MPA-Grande Sicilia apre un nuovo fronte nello scontro sulla privatizzazione dello scalo catanese. Il deputato regionale Santo Primavera attacca frontalmente il processo di cessione delle quote SAC e chiede al presidente Schifani di intervenire, sollevando una questione di legittimità istituzionale che precede qualsiasi valutazione di merito: la Camera di Commercio di Catania è commissariata, priva del suo organo elettivo, e non può assumere una decisione strategica di questa portata. “Scelte monocratiche per conto di un ente che in questo momento non rappresenta il territorio”, accusa il parlamentare di MPA, che invoca un intervento diretto del governatore per bloccare o ridisegnare l’operazione.

La manifestazione di interesse

L’offensiva arriva in un momento politicamente sensibile. Il 15 giugno scade la manifestazione di interesse per l’acquisto delle quote SAC e il processo di privatizzazione entra nella sua fase più delicata. Con la deadline alle porte, la finestra per un ripensamento si restringe di ora in ora, e il fronte del no, già allargato nelle scorse settimane da M5S, PD e altri gruppi, che avevano contestato l’esclusione di Siracusa dal board e la mancanza di un piano trasparente sugli investimenti, si fa più rumoroso ma non necessariamente più efficace.

Le pensioni dei lavoratori delle Camere di Commercio

Primavera prova a spostare il terreno dello scontro sul piano normativo. Richiama la legge regionale del 2018 che ha istituito il Fondo unico di quiescenza del personale delle Camere di Commercio siciliane, e lancia un’accusa che suona come un siluro: negli ambienti camerali circolerebbe la voce che la vera ragione della fretta di vendere starebbe nelle criticità del fondo pensionistico camerale. In soldoni, si cederebbe l’aeroporto per fare cassa e tappare un buco previdenziale. “Un messaggio subliminale sta circolando”, dice il deputato.
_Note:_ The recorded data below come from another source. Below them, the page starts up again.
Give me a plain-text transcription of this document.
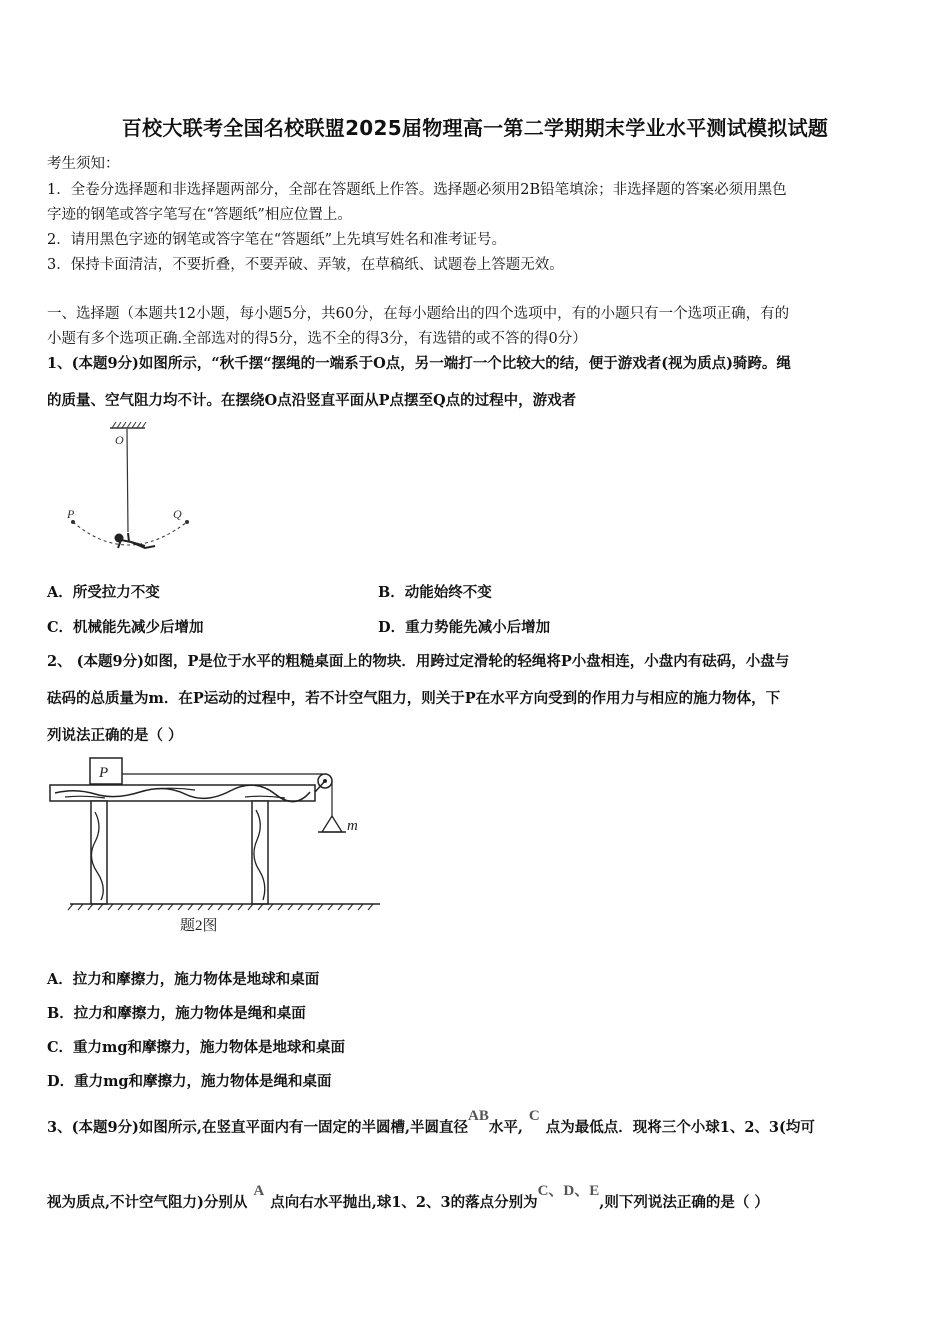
百校大联考全国名校联盟2025届物理高一第二学期期末学业水平测试模拟试题
考生须知：
1．全卷分选择题和非选择题两部分，全部在答题纸上作答。选择题必须用2B铅笔填涂；非选择题的答案必须用黑色
字迹的钢笔或答字笔写在“答题纸”相应位置上。
2．请用黑色字迹的钢笔或答字笔在“答题纸”上先填写姓名和准考证号。
3．保持卡面清洁，不要折叠，不要弄破、弄皱，在草稿纸、试题卷上答题无效。
一、选择题（本题共12小题，每小题5分，共60分，在每小题给出的四个选项中，有的小题只有一个选项正确，有的
小题有多个选项正确.全部选对的得5分，选不全的得3分，有选错的或不答的得0分）
1、(本题9分)如图所示，“秋千摆“摆绳的一端系于O点，另一端打一个比较大的结，便于游戏者(视为质点)骑跨。绳
的质量、空气阻力均不计。在摆绕O点沿竖直平面从P点摆至Q点的过程中，游戏者
O
P	Q
A．所受拉力不变	B．动能始终不变
C．机械能先减少后增加	D．重力势能先减小后增加
2、 (本题9分)如图，P是位于水平的粗糙桌面上的物块．用跨过定滑轮的轻绳将P小盘相连，小盘内有砝码，小盘与
砝码的总质量为m．在P运动的过程中，若不计空气阻力，则关于P在水平方向受到的作用力与相应的施力物体，下
列说法正确的是（ ）
P
m
题2图
A．拉力和摩擦力，施力物体是地球和桌面
B．拉力和摩擦力，施力物体是绳和桌面
C．重力mg和摩擦力，施力物体是地球和桌面
D．重力mg和摩擦力，施力物体是绳和桌面
3、(本题9分)如图所示,在竖直平面内有一固定的半圆槽,半圆直径AB水平,C点为最低点．现将三个小球1、2、3(均可
视为质点,不计空气阻力)分别从A点向右水平抛出,球1、2、3的落点分别为C、D、E,则下列说法正确的是（ ）
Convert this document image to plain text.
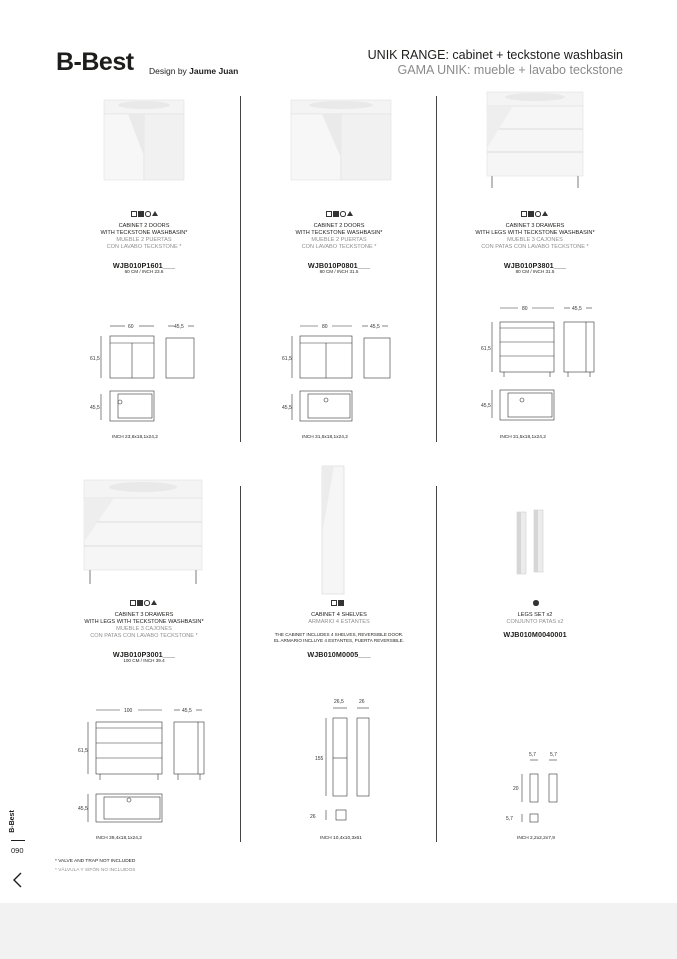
B-Best Design by Jaume Juan
UNIK RANGE: cabinet + teckstone washbasin
GAMA UNIK: mueble + lavabo teckstone
CABINET 2 DOORS
WITH TECKSTONE WASHBASIN*
MUEBLE 2 PUERTAS
CON LAVABO TECKSTONE *
WJB010P1601___
60 CM / INCH 23.6
60	45,5
61,5
45,5
INCH 23,6x18,1x24,2
CABINET 2 DOORS
WITH TECKSTONE WASHBASIN*
MUEBLE 2 PUERTAS
CON LAVABO TECKSTONE *
WJB010P0801___
80 CM / INCH 31.5
80	45,5
61,5
45,5
INCH 31,5x18,1x24,2
CABINET 3 DRAWERS
WITH LEGS WITH TECKSTONE WASHBASIN*
MUEBLE 3 CAJONES
CON PATAS CON LAVABO TECKSTONE *
WJB010P3801___
80 CM / INCH 31.5
80	45,5
61,5
45,5
INCH 31,5x18,1x24,2
CABINET 3 DRAWERS
WITH LEGS WITH TECKSTONE WASHBASIN*
MUEBLE 3 CAJONES
CON PATAS CON LAVABO TECKSTONE *
WJB010P3001___
100 CM / INCH 39.4
100	45,5
61,5
45,5
INCH 39,4x18,1x24,2
CABINET 4 SHELVES
ARMARIO 4 ESTANTES
THE CABINET INCLUDES 4 SHELVES, REVERSIBLE DOOR.
EL ARMARIO INCLUYE 4 ESTANTES, PUERTA REVERSIBLE.
WJB010M0005___
26,5	26
155
26
INCH 10,4x10,3x61
LEGS SET x2
CONJUNTO PATAS x2
WJB010M0040001
5,7	5,7
20
5,7
INCH 2,2x2,2x7,9
* VALVE AND TRAP NOT INCLUDED
* VÁLVULA Y SIFÓN NO INCLUIDOS
B-Best
090
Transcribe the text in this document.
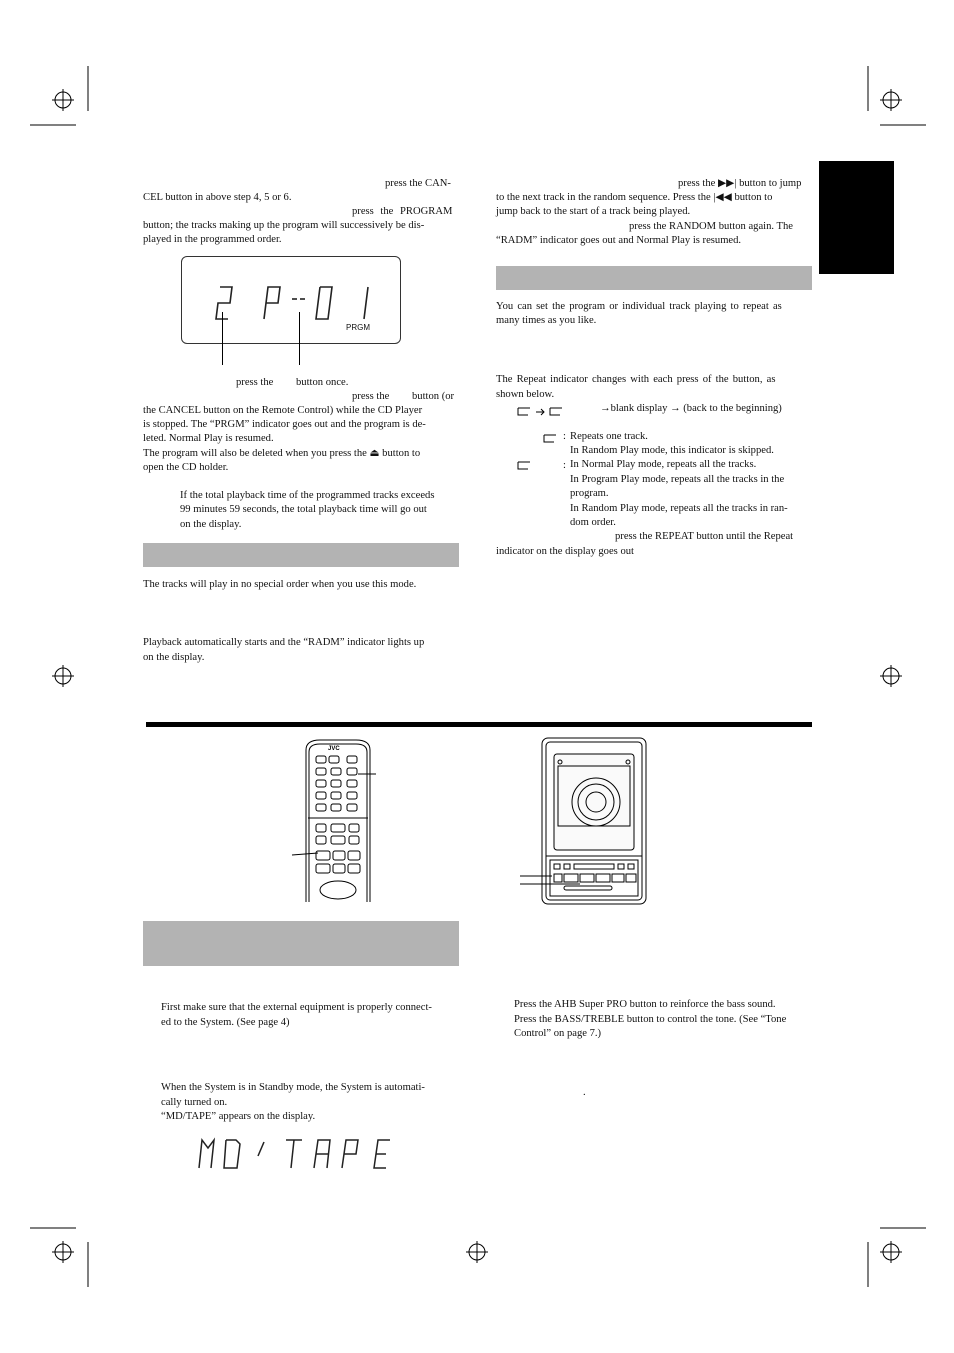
press the CAN-
CEL button in above step 4, 5 or 6.
press the PROGRAM
button; the tracks making up the program will successively be dis-
played in the programmed order.
PRGM
press the button once.
press the button (or
the CANCEL button on the Remote Control) while the CD Player
is stopped. The “PRGM” indicator goes out and the program is de-
leted. Normal Play is resumed.
The program will also be deleted when you press the ⏏ button to
open the CD holder.
If the total playback time of the programmed tracks exceeds
99 minutes 59 seconds, the total playback time will go out
on the display.
The tracks will play in no special order when you use this mode.
Playback automatically starts and the “RADM” indicator lights up
on the display.
press the ▶▶| button to jump
to the next track in the random sequence. Press the |◀◀ button to
jump back to the start of a track being played.
press the RANDOM button again. The
“RADM” indicator goes out and Normal Play is resumed.
You can set the program or individual track playing to repeat as
many times as you like.
The Repeat indicator changes with each press of the button, as
shown below.
→blank display → (back to the beginning)
:
:
Repeats one track.
In Random Play mode, this indicator is skipped.
In Normal Play mode, repeats all the tracks.
In Program Play mode, repeats all the tracks in the
program.
In Random Play mode, repeats all the tracks in ran-
dom order.
press the REPEAT button until the Repeat
indicator on the display goes out
JVC
First make sure that the external equipment is properly connect-
ed to the System. (See page 4)
When the System is in Standby mode, the System is automati-
cally turned on.
“MD/TAPE” appears on the display.
MD/TAPE
Press the AHB Super PRO button to reinforce the bass sound.
Press the BASS/TREBLE button to control the tone. (See “Tone
Control” on page 7.)
.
“La Regione metta i soldi”

La controproposta di MPA è però politicamente definita: se le quote della Camera di Commercio devono cambiare mano, che sia la Regione a rilevarle, mantenendo lo scalo in mano pubblica e consolidando al tempo stesso il fondo pensionistico. “Se persistono criticità sul Fondo, si accertino puntualmente e sia la Regione a immettere liquidità”, scandisce Primavera, che non manca di ricordare come l’articolo 17 dello Statuto speciale attribuisca alla Sicilia competenze proprie in materia di comunicazioni e trasporti. La gestione dell’aeroporto di Catania, insiste, non è una partita da lasciare al mercato senza programmazione né rendiconto ai siciliani.

Schifani, per ora, non ha risposto pubblicamente alle sollecitazioni di MPA. E intanto gli operatori interessati — tra cui, secondo indiscrezioni, il gestore spagnolo Aena e il fondo emiratino ADQ — continuano a studiare i dossier. Il braccio di ferro è aperto, ma i numeri del calendario parlano chiaro: chi vuole fermare la privatizzazione ha pochissimo tempo per farlo.